Cinco poemas de Ferreira Gullar

O engajamento político e social e a alta tensão psíquica e ideológica são características dos poemas de Ferreira Gullar, um dos mais importantes nomes da literatura contemporânea.

Capa do livro “Álbum de retratos – Ferreira Gullar”, do escritor Geraldo Carneiro. Editora Memória Visual
Capa do livro “Álbum de retratos – Ferreira Gullar”, do escritor Geraldo Carneiro. Editora Memória Visual

Ferreira Gullar certamente é o maior poeta brasileiro da atualidade. Um dos principais representantes da poesia contemporânea, Gullar, cujo nome de batismo é José Ribamar Ferreira, nasceu na cidade de São Luís, no Maranhão, no dia 10 de setembro de 1930. Poeta, crítico de arte, biógrafo, tradutor, memorialista e ensaísta brasileiro, é um dos fundadores do neoconcretismo, movimento que nasceu das divergências em relação às propostas teóricas do Concretismo.

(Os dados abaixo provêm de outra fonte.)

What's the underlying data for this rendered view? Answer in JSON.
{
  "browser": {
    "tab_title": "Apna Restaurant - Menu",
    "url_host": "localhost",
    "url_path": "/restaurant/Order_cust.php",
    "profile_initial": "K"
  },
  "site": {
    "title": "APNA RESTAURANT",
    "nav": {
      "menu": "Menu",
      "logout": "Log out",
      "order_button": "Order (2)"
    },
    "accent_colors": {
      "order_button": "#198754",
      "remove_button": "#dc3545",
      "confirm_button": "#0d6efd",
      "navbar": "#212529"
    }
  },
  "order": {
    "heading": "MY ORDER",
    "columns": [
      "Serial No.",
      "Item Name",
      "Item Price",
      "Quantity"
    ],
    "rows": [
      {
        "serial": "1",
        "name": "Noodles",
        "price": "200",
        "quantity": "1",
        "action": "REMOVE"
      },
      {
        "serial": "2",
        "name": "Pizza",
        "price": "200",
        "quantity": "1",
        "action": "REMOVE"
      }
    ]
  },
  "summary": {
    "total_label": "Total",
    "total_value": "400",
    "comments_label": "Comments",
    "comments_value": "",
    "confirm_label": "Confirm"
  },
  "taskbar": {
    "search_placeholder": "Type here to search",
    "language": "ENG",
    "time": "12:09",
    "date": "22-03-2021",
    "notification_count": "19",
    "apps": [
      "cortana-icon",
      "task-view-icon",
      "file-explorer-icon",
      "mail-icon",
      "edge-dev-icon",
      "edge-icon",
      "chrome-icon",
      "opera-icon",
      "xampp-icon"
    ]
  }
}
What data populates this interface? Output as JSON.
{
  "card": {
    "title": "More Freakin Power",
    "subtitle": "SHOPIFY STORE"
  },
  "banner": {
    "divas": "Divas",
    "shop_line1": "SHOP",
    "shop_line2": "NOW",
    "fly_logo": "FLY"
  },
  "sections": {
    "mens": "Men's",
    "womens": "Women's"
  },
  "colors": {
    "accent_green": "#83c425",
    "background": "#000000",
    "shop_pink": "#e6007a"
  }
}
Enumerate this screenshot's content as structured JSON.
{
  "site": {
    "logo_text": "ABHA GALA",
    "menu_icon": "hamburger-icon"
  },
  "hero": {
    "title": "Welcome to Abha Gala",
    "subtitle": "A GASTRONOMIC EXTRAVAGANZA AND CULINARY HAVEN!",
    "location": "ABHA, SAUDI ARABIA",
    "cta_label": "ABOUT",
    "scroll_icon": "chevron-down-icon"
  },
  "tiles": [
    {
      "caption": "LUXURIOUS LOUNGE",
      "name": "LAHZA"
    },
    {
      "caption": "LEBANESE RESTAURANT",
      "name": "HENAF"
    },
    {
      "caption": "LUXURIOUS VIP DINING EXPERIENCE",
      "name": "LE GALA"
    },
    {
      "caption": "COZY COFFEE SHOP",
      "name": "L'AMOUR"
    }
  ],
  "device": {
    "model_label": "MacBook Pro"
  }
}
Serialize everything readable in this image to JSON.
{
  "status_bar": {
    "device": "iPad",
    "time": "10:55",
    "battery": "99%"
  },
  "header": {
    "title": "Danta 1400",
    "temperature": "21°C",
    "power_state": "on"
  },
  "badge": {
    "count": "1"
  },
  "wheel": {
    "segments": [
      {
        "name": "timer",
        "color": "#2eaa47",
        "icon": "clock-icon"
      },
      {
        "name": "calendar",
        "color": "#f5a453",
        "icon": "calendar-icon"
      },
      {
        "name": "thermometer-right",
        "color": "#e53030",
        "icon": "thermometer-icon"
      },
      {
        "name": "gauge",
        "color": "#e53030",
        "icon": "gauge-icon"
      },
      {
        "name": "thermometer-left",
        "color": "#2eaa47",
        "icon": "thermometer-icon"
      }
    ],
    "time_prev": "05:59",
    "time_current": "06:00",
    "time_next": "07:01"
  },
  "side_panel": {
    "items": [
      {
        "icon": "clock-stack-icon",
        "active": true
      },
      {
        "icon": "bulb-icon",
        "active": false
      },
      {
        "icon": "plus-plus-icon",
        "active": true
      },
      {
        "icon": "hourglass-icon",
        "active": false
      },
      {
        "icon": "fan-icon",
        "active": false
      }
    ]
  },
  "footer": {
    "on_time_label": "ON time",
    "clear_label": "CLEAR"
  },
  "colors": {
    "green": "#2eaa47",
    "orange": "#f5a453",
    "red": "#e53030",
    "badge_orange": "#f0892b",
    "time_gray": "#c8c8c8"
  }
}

Ferreira Gullar ocupa a cadeira 37 da Academia Brasileira de Letras, da qual tomou posse no ano de 2014. Principal representante da poesia social brasileira, Gullar brindou o leitor com seus poemas marcados pela alta tensão psíquica e ideológica, poemas engajados e alinhados às propostas marxistas (foi militante do Partido Comunista Brasileiro e exilado político em diferentes países, entre eles Argentina, Chile e a antiga União Soviética), nos quais explora as propriedades gráficas e vocais das palavras, rompendo com a ortografia e com as convenções da lírica tradicional.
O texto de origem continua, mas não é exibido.